WA economy: Westpac and Commonwealth keep an eye on iron ore sales as trade surplus slides

Major bank economists will keep a close eye on Australia’s giant iron ore sales amid a pricing dispute with China and a fall in the national trade balance.
The country posted a $2.9 billion surplus in November, down from $4.4b in October, according to the Australian Bureau of Statistics. That will slightly weigh on economic growth for the quarter.
Westpac senior economist Mantas Vanagas said the latest result was “one of the lowest levels in recent years”.
He said falling iron ore export volumes for the month were “disappointing” — down 9 per cent — “but it is worth noting that this followed two strong increases in September and October”.
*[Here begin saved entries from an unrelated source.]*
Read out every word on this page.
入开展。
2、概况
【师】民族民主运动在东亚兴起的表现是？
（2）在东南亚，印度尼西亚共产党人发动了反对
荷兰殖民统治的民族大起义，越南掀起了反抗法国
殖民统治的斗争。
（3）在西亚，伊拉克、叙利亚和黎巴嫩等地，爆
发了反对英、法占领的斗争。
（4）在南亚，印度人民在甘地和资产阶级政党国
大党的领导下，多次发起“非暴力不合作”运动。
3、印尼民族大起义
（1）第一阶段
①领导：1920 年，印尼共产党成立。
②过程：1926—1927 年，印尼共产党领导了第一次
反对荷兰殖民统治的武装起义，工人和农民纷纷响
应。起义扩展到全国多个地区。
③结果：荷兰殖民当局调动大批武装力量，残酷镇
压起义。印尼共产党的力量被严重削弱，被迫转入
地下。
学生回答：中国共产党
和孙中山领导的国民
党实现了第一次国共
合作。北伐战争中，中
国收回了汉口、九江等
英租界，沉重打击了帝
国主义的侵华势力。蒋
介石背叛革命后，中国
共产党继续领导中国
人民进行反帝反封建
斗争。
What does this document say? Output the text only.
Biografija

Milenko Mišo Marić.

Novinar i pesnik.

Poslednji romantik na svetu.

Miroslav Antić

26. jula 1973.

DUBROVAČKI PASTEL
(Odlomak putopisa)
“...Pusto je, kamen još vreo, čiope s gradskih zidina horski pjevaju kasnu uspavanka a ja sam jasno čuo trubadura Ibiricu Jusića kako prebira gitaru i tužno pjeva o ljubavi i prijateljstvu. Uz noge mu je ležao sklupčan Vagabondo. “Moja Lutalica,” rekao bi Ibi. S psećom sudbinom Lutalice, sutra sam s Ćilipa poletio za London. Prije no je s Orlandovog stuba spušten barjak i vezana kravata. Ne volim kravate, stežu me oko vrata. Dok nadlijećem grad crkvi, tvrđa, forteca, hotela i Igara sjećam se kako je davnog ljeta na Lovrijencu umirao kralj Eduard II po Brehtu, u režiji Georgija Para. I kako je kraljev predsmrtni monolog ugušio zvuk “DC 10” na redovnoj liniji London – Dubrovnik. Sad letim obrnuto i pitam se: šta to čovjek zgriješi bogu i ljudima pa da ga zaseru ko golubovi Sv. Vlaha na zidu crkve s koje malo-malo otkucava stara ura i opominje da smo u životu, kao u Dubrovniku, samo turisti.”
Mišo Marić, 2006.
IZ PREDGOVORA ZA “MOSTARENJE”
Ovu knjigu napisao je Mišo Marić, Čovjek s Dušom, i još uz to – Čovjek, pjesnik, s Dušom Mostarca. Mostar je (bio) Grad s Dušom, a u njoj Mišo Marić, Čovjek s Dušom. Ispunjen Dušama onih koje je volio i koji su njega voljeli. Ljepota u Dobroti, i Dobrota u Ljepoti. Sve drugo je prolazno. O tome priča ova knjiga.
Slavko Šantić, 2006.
“Looking through this volatility, the underlying trend in nominal iron ore outflows remained broadly flat, when steel production in China, which is the main destination for Australian iron ore, continues to decline,” he said.
“Iron ore exports will warrant close attention, especially given tensions between Australian exporters and Chinese authorities, who are seeking to leverage their power to obtain better prices.”
Recent figures also showed a pullback on data centre investment, he said, which had been a key driver of stronger economic growth in the September quarter.
Iron ore is the State’s biggest industry with sales tallying more than $110b annually, close to a quarter of Western Australia’s output.
There was speculation late last year that major buyer China Mineral Resources Group was cracking down on Pilbara purchases amid price negotiations with BHP.
Commonwealth Bank’s Ashwin Clarke said a 2.9 per cent drop in national exports through the month had been “a surprise” — and also highlighting the steel-making commodity as a major factor.
“Spot iron ore prices were up slightly in the month, which suggests the decline was due to lower iron ore volumes,” Mr Clarke said.
“This may indicate the reported iron ore pricing dispute between BHP and China’s state backed iron ore trader China Mineral Resources Group is reducing export volumes.”
Investment bank Goldman Sachs earlier this week predicted plans to cut steel capacity in China would be slower than expected, keeping margins tight for the country’s mills.